James Alison – Standing at the Edge of an Impact

Imagine two different groups of scientists. One group, armed with a set of encyclopedic guidebooks which are constantly being annotated, take turns to look at a distant star or galaxy through an extremely powerful telescope. The scientists offer comments from what they see, and in the light of what they see, or deduce, further annotations are made in the guidebooks, and their deliverances are passed on to anyone who is interested. The other group of scientists is standing round the rim of a huge concavity in the surface of the earth, or maybe there are in submarines, gazing at the rim of a huge concavity which has been detected as giving form to the sea bed. They are trying to work out what has happened, what force, what dimensions, what speed, produced this impact, and what the consequences have been, or are, or will be, for life on the planet as a result of whatever it was that produced this concavity.
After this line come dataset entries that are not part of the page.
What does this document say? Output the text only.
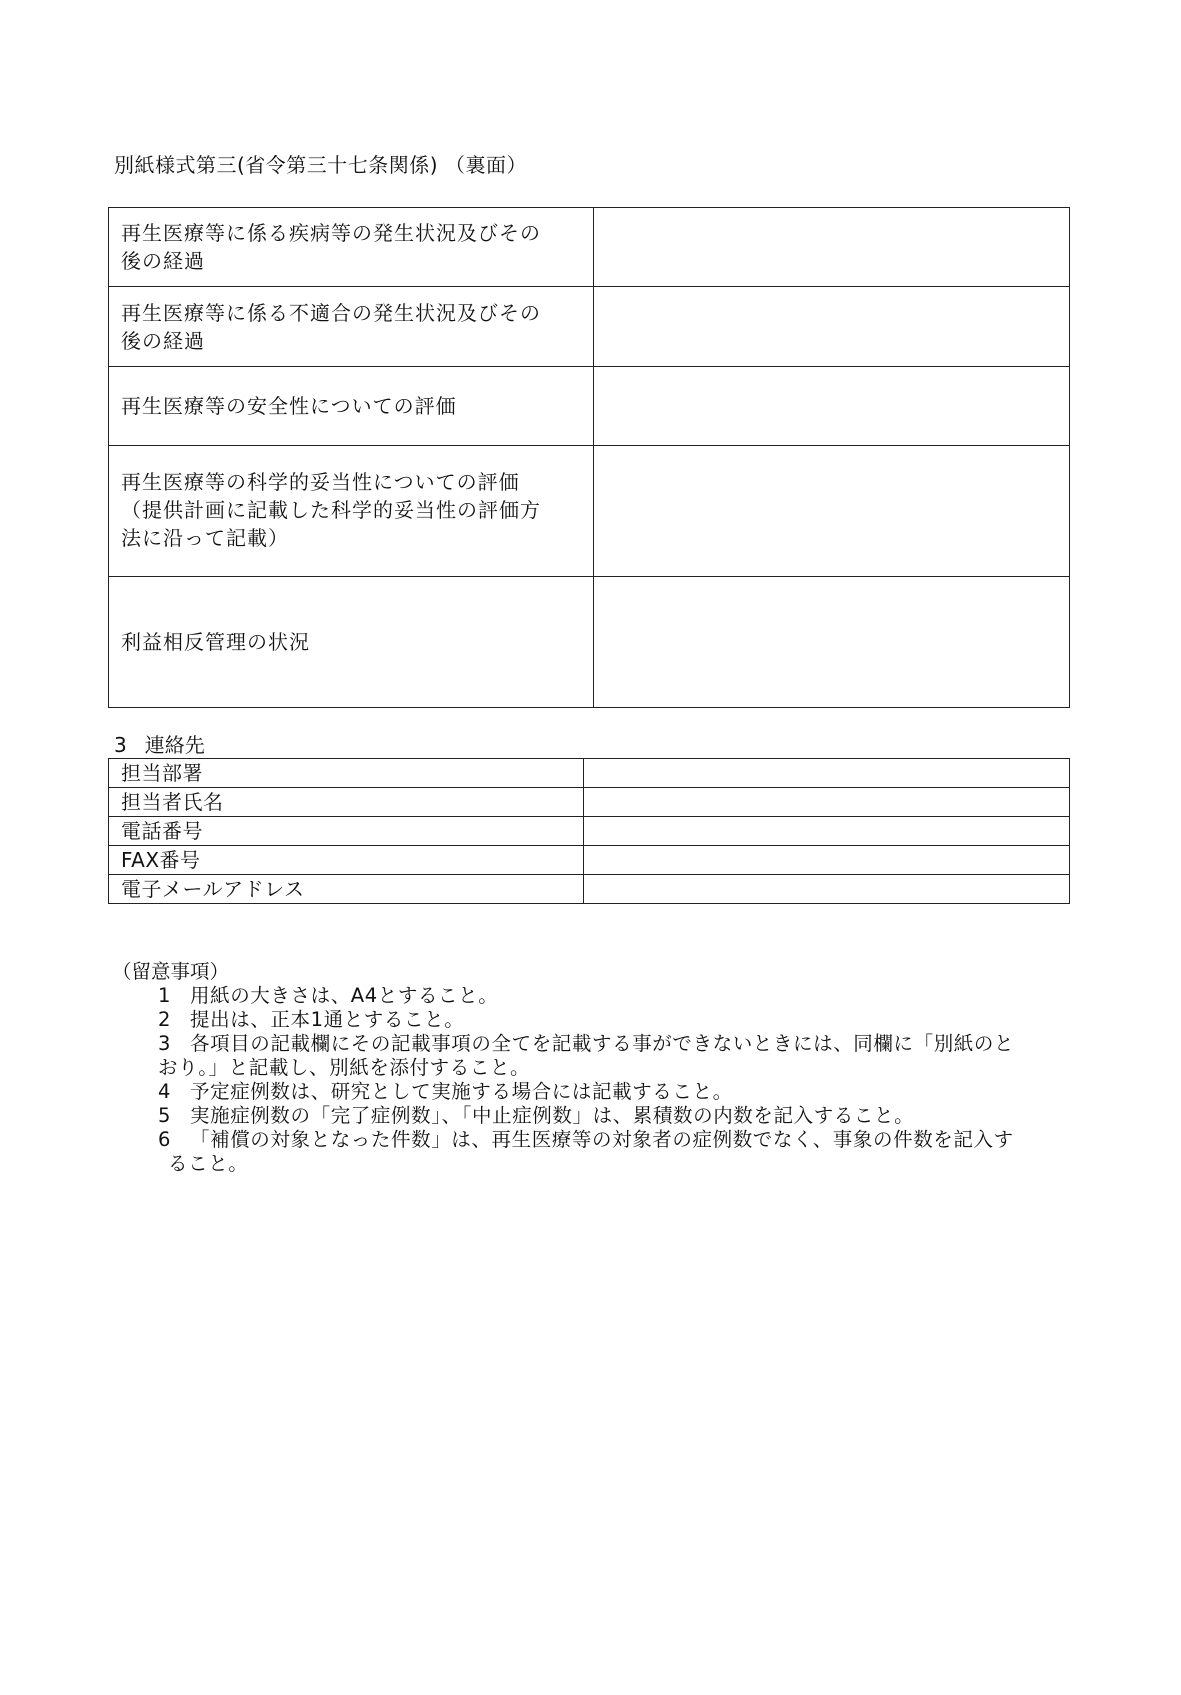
別紙様式第三(省令第三十七条関係) （裏面）
再生医療等に係る疾病等の発生状況及びその
後の経過	

再生医療等に係る不適合の発生状況及びその
後の経過	

再生医療等の安全性についての評価	

再生医療等の科学的妥当性についての評価
（提供計画に記載した科学的妥当性の評価方
法に沿って記載）	

利益相反管理の状況	

3 連絡先
担当部署	
担当者氏名	
電話番号	
FAX番号	
電子メールアドレス	
（留意事項）
1 用紙の大きさは、A4とすること。
2 提出は、正本1通とすること。
3 各項目の記載欄にその記載事項の全てを記載する事ができないときには、同欄に「別紙のと
おり。」と記載し、別紙を添付すること。
4 予定症例数は、研究として実施する場合には記載すること。
5 実施症例数の「完了症例数」、「中止症例数」は、累積数の内数を記入すること。
6 「補償の対象となった件数」は、再生医療等の対象者の症例数でなく、事象の件数を記入す
ること。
Of the two groups of scientists, the one which offers the closer analogy to the discipline of theology is the second group. For the discipline of theology, a distinctively Christian discipline, presupposes a happening, an impact, an interruption, having already happened, and offering a shape which can be detected as the consequences of its having happened spread further. Furthermore, it presupposes that that happening, that impact, is not only a blind collision, of the sort produced by a meteor in the vicinity of the Yucatan peninsula, but is an act of communication. This means that the theologian is not merely an outsider, commenting about something having happened, but is on the way to becoming part of the act of communication from the inside. Is on the way to becoming a shock wave from the impact, which is part of the impact itself.

-James Alison, Undergoing God, page 1.